The extremely long line lengths (> 200) should probably be checked and
dealt with.  I looked at one instance just to get an idea and it was

      return 0.11380523107427108222e0 + (0.43099572287871821013e-2 +
(0.36544324341565929930e-4 + (0.47965044028581857764e-6 +
(0.81819034238463698796e-8 + (0.17934133239549647357e-9 +
(0.50956666166186293627e-11 + (0.18850487318190638010e-12 +
0.79697813173519853340e-14 * t) * t) * t) * t) * t) * t) * t) * t;

This could easily be split, but it is in the file Faddeeva.cc which we
specifically do *not* use Octave coding conventions in so that we can more
easily merge changes from upstream.


Feeding the raw data in to Octave you can ask what line length is required
to include a certain fraction of the distribution.

empirical_inv ([0.9, 0.95, 0.98, 0.99, 0.995], hraw)
ans =

   68   74   78   80   85

The results do show the limit around 80 characters that we have been trying
to enforce.  In this case 99.5% of all lines are <= 85 characters.

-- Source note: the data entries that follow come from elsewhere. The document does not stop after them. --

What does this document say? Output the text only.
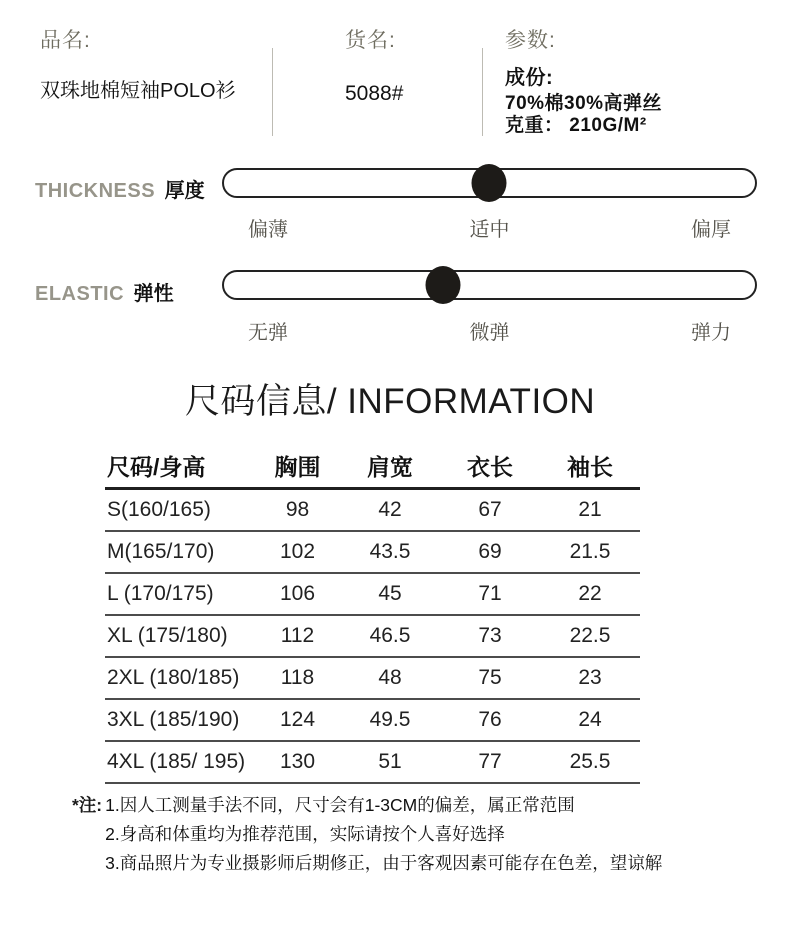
品名:
双珠地棉短袖POLO衫
货名:
5088#
参数:
成份:
70%棉30%高弹丝
克重： 210G/M²
THICKNESS 厚度
偏薄	适中	偏厚
ELASTIC 弹性
无弹	微弹	弹力
尺码信息/ INFORMATION
尺码/身高	胸围	肩宽	衣长	袖长
S(160/165)	98	42	67	21
M(165/170)	102	43.5	69	21.5
L (170/175)	106	45	71	22
XL (175/180)	112	46.5	73	22.5
2XL (180/185)	118	48	75	23
3XL (185/190)	124	49.5	76	24
4XL (185/ 195)	130	51	77	25.5
*注: 1.因人工测量手法不同，尺寸会有1-3CM的偏差，属正常范围
2.身高和体重均为推荐范围，实际请按个人喜好选择
3.商品照片为专业摄影师后期修正，由于客观因素可能存在色差，望谅解
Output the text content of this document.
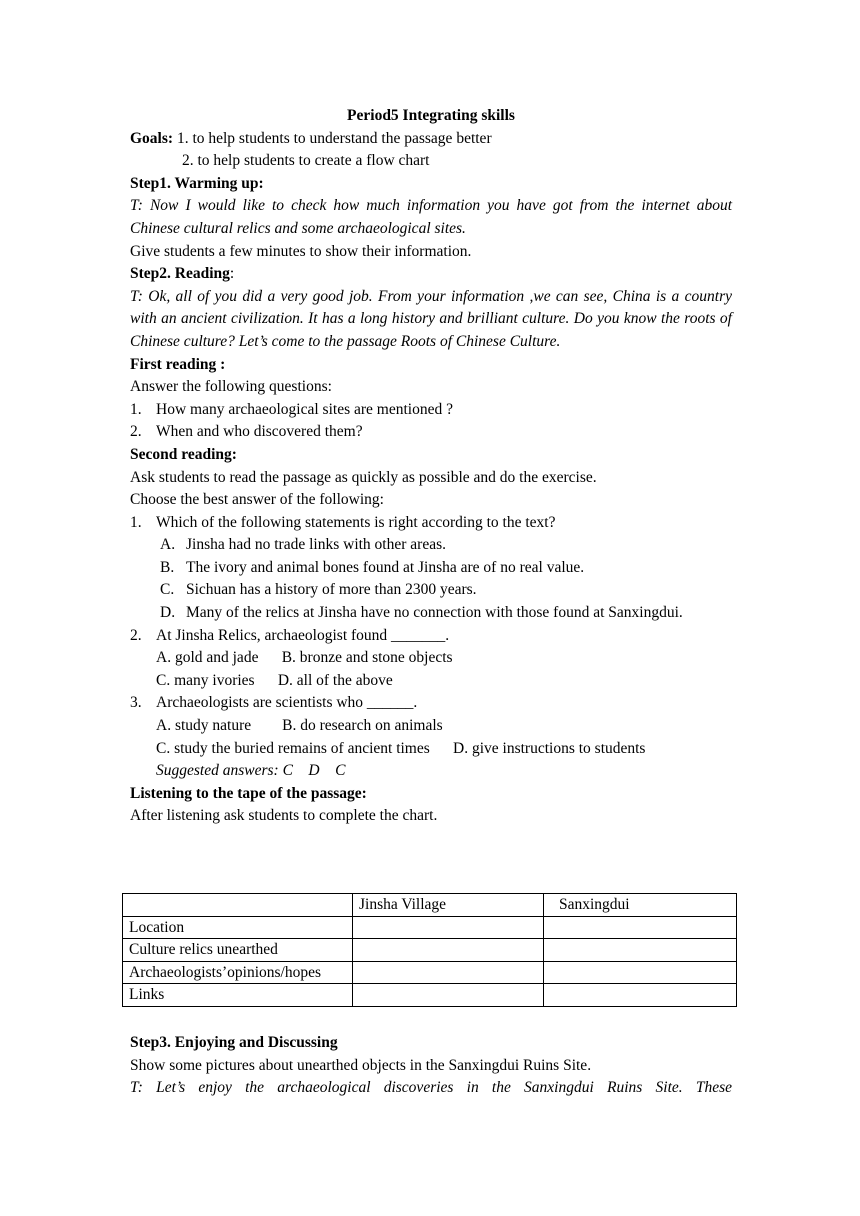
Period5 Integrating skills
Goals: 1. to help students to understand the passage better
2. to help students to create a flow chart
Step1. Warming up:
T: Now I would like to check how much information you have got from the internet about Chinese cultural relics and some archaeological sites.
Give students a few minutes to show their information.
Step2. Reading:
T: Ok, all of you did a very good job. From your information ,we can see, China is a country with an ancient civilization. It has a long history and brilliant culture. Do you know the roots of Chinese culture? Let’s come to the passage Roots of Chinese Culture.
First reading :
Answer the following questions:
1. How many archaeological sites are mentioned ?
2. When and who discovered them?
Second reading:
Ask students to read the passage as quickly as possible and do the exercise.
Choose the best answer of the following:
1. Which of the following statements is right according to the text?
A. Jinsha had no trade links with other areas.
B. The ivory and animal bones found at Jinsha are of no real value.
C. Sichuan has a history of more than 2300 years.
D. Many of the relics at Jinsha have no connection with those found at Sanxingdui.
2. At Jinsha Relics, archaeologist found _______.
A. gold and jade      B. bronze and stone objects
C. many ivories      D. all of the above
3. Archaeologists are scientists who ______.
A. study nature        B. do research on animals
C. study the buried remains of ancient times      D. give instructions to students
Suggested answers: C    D    C
Listening to the tape of the passage:
After listening ask students to complete the chart.
	Jinsha Village	Sanxingdui
Location		
Culture relics unearthed		
Archaeologists’opinions/hopes		
Links		
Step3. Enjoying and Discussing
Show some pictures about unearthed objects in the Sanxingdui Ruins Site.
T: Let’s enjoy the archaeological discoveries in the Sanxingdui Ruins Site. These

I think trying something like 95 might be a good first step.

>
> > And I'll bet there's some old curmudgeons in the Octave
> > community still running on 80-column terminal emulators.
>
> Emulator?!?  I still have a Wyse CRT terminal!  (But it's in a box and I
> haven't used it in many years.)
>
> jwe
>

There is a histogram of developers as well.  I just don't imagine the
number who can *only* view 80 columns at a time is very large.

--Rik





Reply | Threaded
Open this post in threaded view
|

Re: Octave line length

John W. Eaton
Administrator
On 1/14/20 11:25 AM, Rik wrote:

> I don't know how to do it with a reformatting tool, but with Perl it was
> easy enough.

How?  I'd like to take a look at some of the long lines you found.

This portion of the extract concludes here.